Selon le rapport, le SCRS a notamment négligé de prendre en compte les différents rapports médiatiques sur les abus que subissaient les détenus de Guantánamo Bay. «Le comité n'a trouvé aucune preuve que le SCRS ait tenu compte de ces informations lorsqu'il a décidé de s'entretenir avec Khadr», peut-on lire dans le document rendu public hier. Le rapport met notamment en lumière le fait que le SCRS a dérogé à ses propres règles de confidentialité en remettant ses interrogatoires aux autorités américaines.

La question du jeune âge de M. Khadr retient aussi l'attention du comité. «En droit canadien et international, il est notoire que les jeunes peuvent jouir de certains droits fondamentaux en raison de leur statut de mineur. Le comité n'a trouvé aucune preuve que le SCRS a tenu compte de l'âge de Khadr», écrivent les membres du l'organe de supervision.

En conclusion, le comité, que préside l'ancien premier ministre manitobain Gary Filmon, recommande au SCRS de prendre des mesures pour que ses agents prennent davantage compte des droits de la personne dans l'exercice de leur travail «afin de maintenir sa propre crédibilité».

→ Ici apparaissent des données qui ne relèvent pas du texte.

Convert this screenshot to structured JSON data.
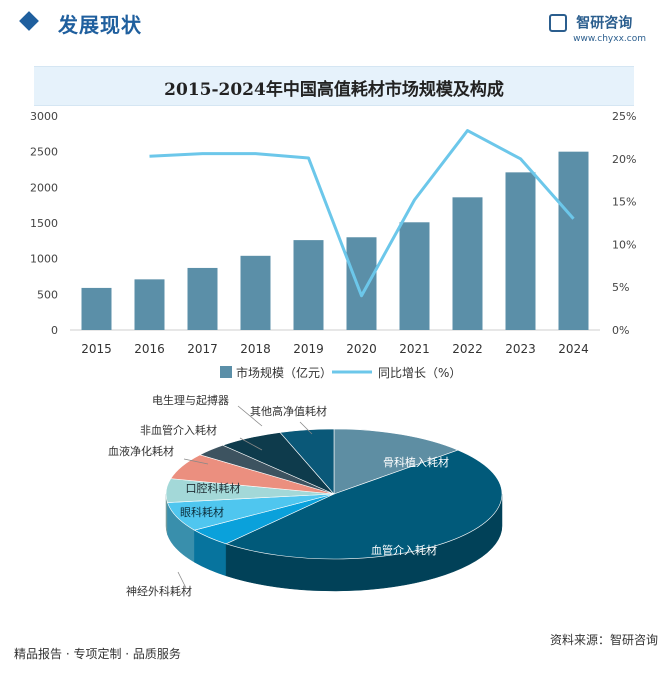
{
  "header": {
    "section_title": "发展现状",
    "brand_name": "智研咨询",
    "brand_url": "www.chyxx.com"
  },
  "chart_title": "2015-2024年中国高值耗材市场规模及构成",
  "chart_data": [
    {
      "type": "bar",
      "title": "2015-2024年中国高值耗材市场规模及构成",
      "categories": [
        "2015",
        "2016",
        "2017",
        "2018",
        "2019",
        "2020",
        "2021",
        "2022",
        "2023",
        "2024"
      ],
      "series": [
        {
          "name": "市场规模（亿元）",
          "type": "bar",
          "axis": "left",
          "color": "#5b8fa8",
          "values": [
            590,
            710,
            870,
            1040,
            1260,
            1300,
            1510,
            1860,
            2210,
            2500
          ]
        },
        {
          "name": "同比增长（%）",
          "type": "line",
          "axis": "right",
          "color": "#6cc7ea",
          "values": [
            null,
            20.3,
            20.6,
            20.6,
            20.1,
            4.0,
            15.2,
            23.3,
            20.0,
            13.0
          ]
        }
      ],
      "ylim_left": [
        0,
        3000
      ],
      "ylim_right": [
        0,
        25
      ],
      "yticks_left": [
        "0",
        "500",
        "1000",
        "1500",
        "2000",
        "2500",
        "3000"
      ],
      "yticks_right": [
        "0%",
        "5%",
        "10%",
        "15%",
        "20%",
        "25%"
      ],
      "legend_position": "bottom",
      "grid": false
    },
    {
      "type": "pie",
      "slices": [
        {
          "label": "骨科植入耗材",
          "value": 13.2,
          "color": "#5e8ea3"
        },
        {
          "label": "血管介入耗材",
          "value": 47.9,
          "color": "#015a7a"
        },
        {
          "label": "神经外科耗材",
          "value": 4.5,
          "color": "#0aa1db"
        },
        {
          "label": "眼科耗材",
          "value": 7.3,
          "color": "#4fc6ef"
        },
        {
          "label": "口腔科耗材",
          "value": 5.9,
          "color": "#a3d8d8"
        },
        {
          "label": "血液净化耗材",
          "value": 6.5,
          "color": "#eb8f7f"
        },
        {
          "label": "非血管介入耗材",
          "value": 3.2,
          "color": "#3d5360"
        },
        {
          "label": "电生理与起搏器",
          "value": 6.3,
          "color": "#0e3b4c"
        },
        {
          "label": "其他高净值耗材",
          "value": 5.2,
          "color": "#0a5878"
        }
      ]
    }
  ],
  "footer": {
    "left": "精品报告 · 专项定制 · 品质服务",
    "source": "资料来源：智研咨询"
  }
}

Le SCRS a réagi au rapport en notant qu'il a changé ses pratiques depuis ces interrogatoires. Cependant, le SCRS persiste et signe en affirmant qu'il ne détient aucune preuve fiable selon laquelle Omar Khadr avait été malmené à Guantánamo avant sa rencontre avec les agents canadiens.

Amnistie internationale outrée

Cet énoncé du SCRS a irrité au plus haut point la directrice générale d'Amnistie internationale, Béatrice Vaugrante. «C'est incroyable de jouer à l'autruche comme ça. Les vidéos des interrogatoires sont claires. Les avocats d'Omar Khadr sont clairs. Même le président Obama dit qu'il y a eu des abus!» s'est-elle indignée hier. Elle espère que le gouvernement Harper profitera des recommandations du comité pour émettre des directives «sans équivoque que les droits humains doivent être centraux dans les services de renseignement».

Hier, le ministre de la Sécurité publique, Peter Van Loan, a promis d'étudier attentivement le rapport de 12 pages. Le gouvernement conservateur a été maintes fois critiqué pour son inaction dans l'affaire Khadr. Fils d'un présumé membre de haut rang d'Al-Qaeda, le jeune Canadien, arrêté en Afghanistan alors qu'il était âgé de 15 ans, est le seul ressortissant d'un pays occidental toujours détenu à la base militaire américaine de Guantánamo.